Business Secretary Vince Cable has been remarkably outspoken in his criticism of the banks. Photo credit: Alex Folkes/Fishnik.com.
The political row over planned banking reforms in the UK intensified this week, with Business Secretary Vince Cable clashing with industry leaders and other members of the coalition government over the pace and extent of reforms. The Vickers Report on the UK banking sector is due to be published on September 12th and will recommend, among other things, that banks split their retail and investment arms.
John Cridland, head of the business lobby group the CBI, told The Financial Times this week that “taking action at this moment – this moment of growth peril … is just to me barking mad.” Angela Knight of the British Bankers’ Association added that “The emphasis at the moment should be on economic recovery rather than another assault on the banks.”
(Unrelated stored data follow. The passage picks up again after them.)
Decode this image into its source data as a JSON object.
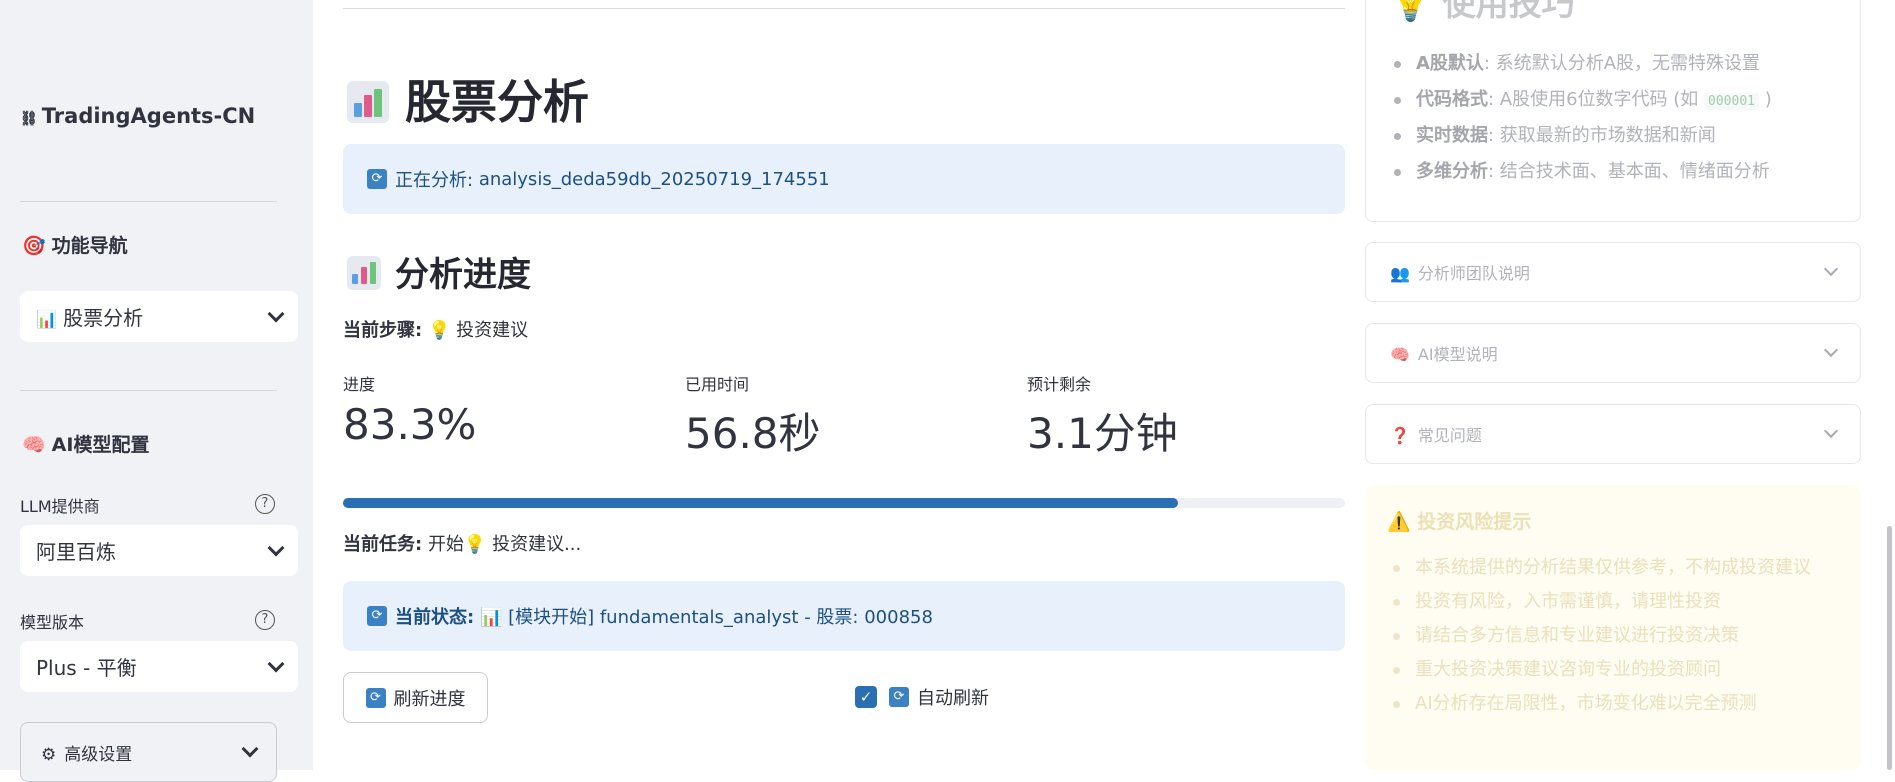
{
  "sidebar": {
    "brand": "TradingAgents-CN",
    "brand_icon": "link-icon",
    "nav_heading": "功能导航",
    "nav_icon": "target-icon",
    "nav_select": {
      "value": "股票分析",
      "icon": "bar-chart-icon"
    },
    "ai_heading": "AI模型配置",
    "ai_icon": "brain-icon",
    "llm_label": "LLM提供商",
    "llm_value": "阿里百炼",
    "model_label": "模型版本",
    "model_value": "Plus - 平衡",
    "advanced": "高级设置",
    "help_glyph": "?"
  },
  "main": {
    "title": "股票分析",
    "analyzing_label": "正在分析:",
    "analysis_id": "analysis_deda59db_20250719_174551",
    "progress_heading": "分析进度",
    "step_label": "当前步骤:",
    "step_value": "💡 投资建议",
    "metrics": [
      {
        "label": "进度",
        "value": "83.3%"
      },
      {
        "label": "已用时间",
        "value": "56.8秒"
      },
      {
        "label": "预计剩余",
        "value": "3.1分钟"
      }
    ],
    "progress_fraction": 0.833,
    "task_label": "当前任务:",
    "task_value": "开始💡 投资建议...",
    "status_label": "当前状态:",
    "status_value": "📊 [模块开始] fundamentals_analyst - 股票: 000858",
    "refresh_button": "刷新进度",
    "auto_refresh_label": "自动刷新",
    "auto_refresh_checked": true
  },
  "right": {
    "tips_title": "使用技巧",
    "tips": [
      {
        "bold": "A股默认",
        "text": ": 系统默认分析A股，无需特殊设置"
      },
      {
        "bold": "代码格式",
        "text": ": A股使用6位数字代码 (如 ",
        "code": "000001",
        "tail": " )"
      },
      {
        "bold": "实时数据",
        "text": ": 获取最新的市场数据和新闻"
      },
      {
        "bold": "多维分析",
        "text": ": 结合技术面、基本面、情绪面分析"
      }
    ],
    "expanders": [
      {
        "label": "分析师团队说明",
        "icon": "people-icon",
        "glyph": "👥"
      },
      {
        "label": "AI模型说明",
        "icon": "brain-icon",
        "glyph": "🧠"
      },
      {
        "label": "常见问题",
        "icon": "question-icon",
        "glyph": "❓"
      }
    ],
    "risk_title": "投资风险提示",
    "risks": [
      "本系统提供的分析结果仅供参考，不构成投资建议",
      "投资有风险，入市需谨慎，请理性投资",
      "请结合多方信息和专业建议进行投资决策",
      "重大投资决策建议咨询专业的投资顾问",
      "AI分析存在局限性，市场变化难以完全预测"
    ]
  },
  "colors": {
    "accent": "#2a6fb3",
    "info_bg": "#e8f1fb",
    "info_text": "#1c4f82",
    "sidebar_bg": "#f0f2f6"
  }
}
And there are signs that some in the coalition agree with the bankers. Andrew Tyrie MP, chairman of the Treasury Select Committee, told The Daily Telegraph that banks needed to be protected at a time when they were vulnerable. “Now is not the time to implement liquidity requirements that are above those proposed internationally,” he said, and there have already been indications that chancellor George Osborne may look to delay implementing the Vickers recommendations until after the general election in 2015.
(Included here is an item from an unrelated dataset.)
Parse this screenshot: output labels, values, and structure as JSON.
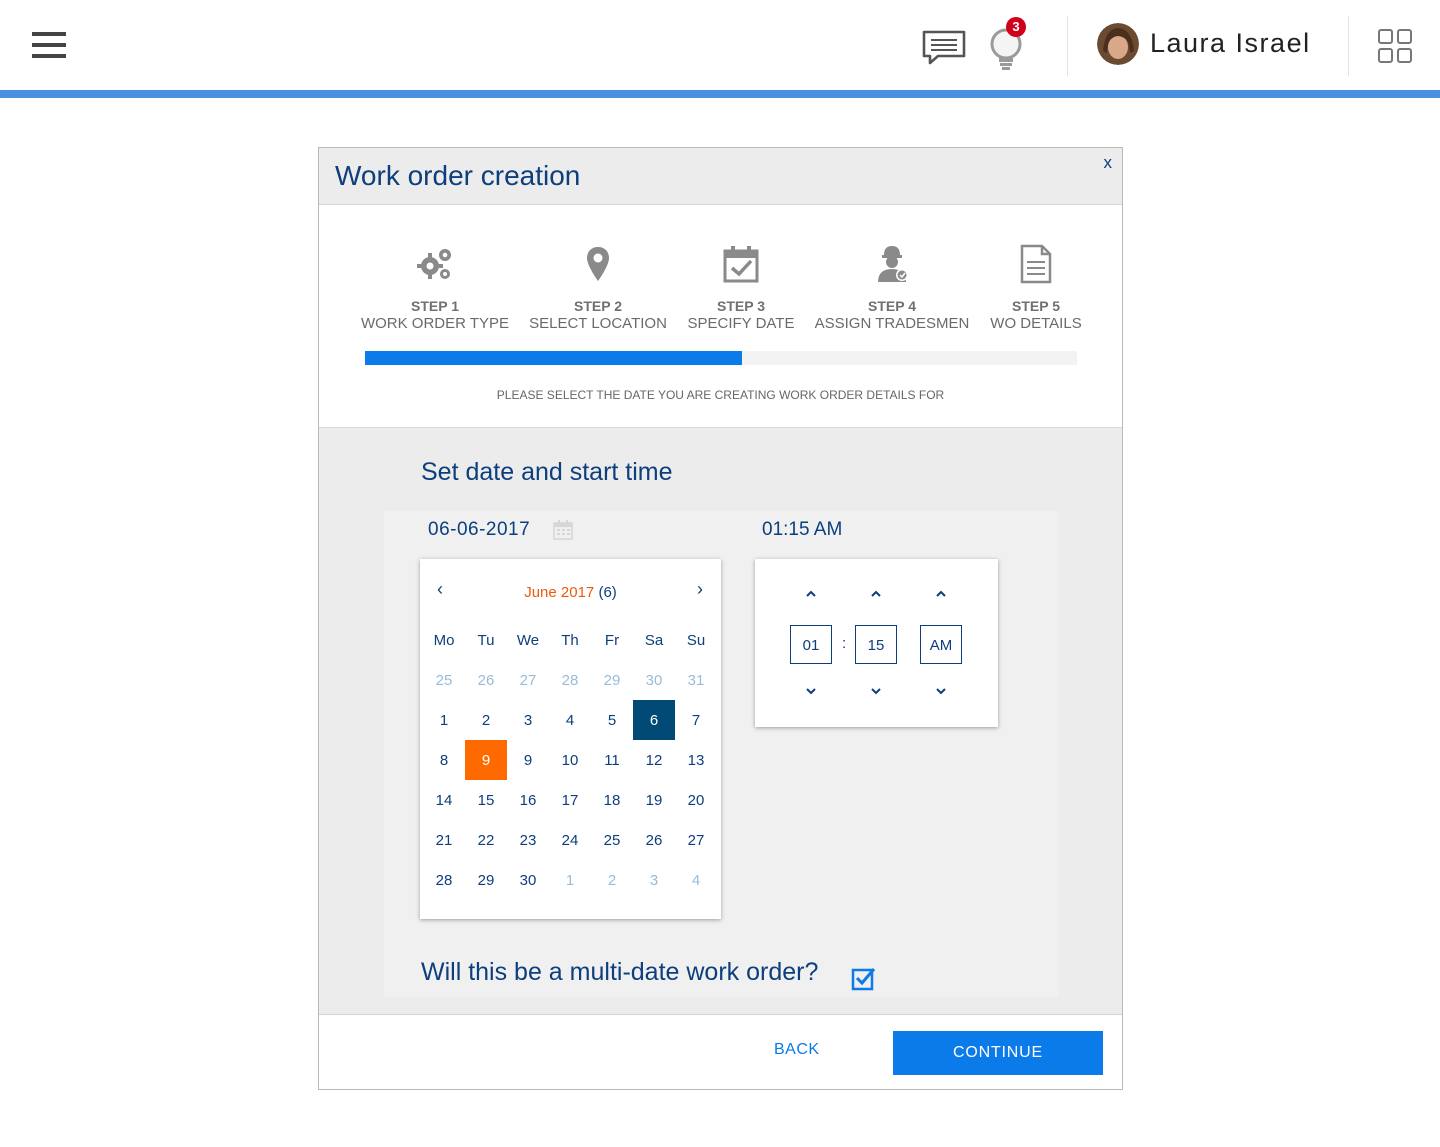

- Cable hits back. Pro-reform Cable doesn’t like any of this one bit. He came out guns blazing in an interview with The Times, accusing banks and their lobbyists of being “disingenuous in the extreme.” He said that “banks are in a way trying to create a panic around something which they know has got to happen.” Cable rejected the bankers’ “special pleading” and said that their continued vulnerability only made the case for reform more urgent. “The fact that we continue three years after the 2008 crisis to still have anxieties about big financial institutions is all the more reason for grappling with this issue,” he argued.
- Coalition tensions. Rising tensions over the banking reforms are likely to spell problems for the ever-delicate coalition. Politics.co.uk commented that Cable and Osborne differ notoriously over the issue, and quoted shadow Treasury minister Chris Leslie warning against “rows between senior Cabinet ministers” blocking reforms that are “in the national interest.” Ed Miliband did his bit to stir the pot too, using a column in The FT to make the case for urgent reform of the banking sector and claim that he was “concerned by reports that concerted industry lobbying and splits within the UK government may delay reform of Britain’s banks. Neither should be an excuse not to deliver the change we need.”
- What next? The markets, at least, were encouraged by the banking industry’s stubbornness in the face of reform. The Independent reported that all major UK bank shares jumped in response to the news that the reforms may be delayed until after the 2015 election. A Financial Times editorial, however, warned the industry had to wake up to the need for changes. “While it is true that a run of poor economic news has exposed the continuing frailty of the banking system,” it argued, “this is not an argument for leaving things as they are.”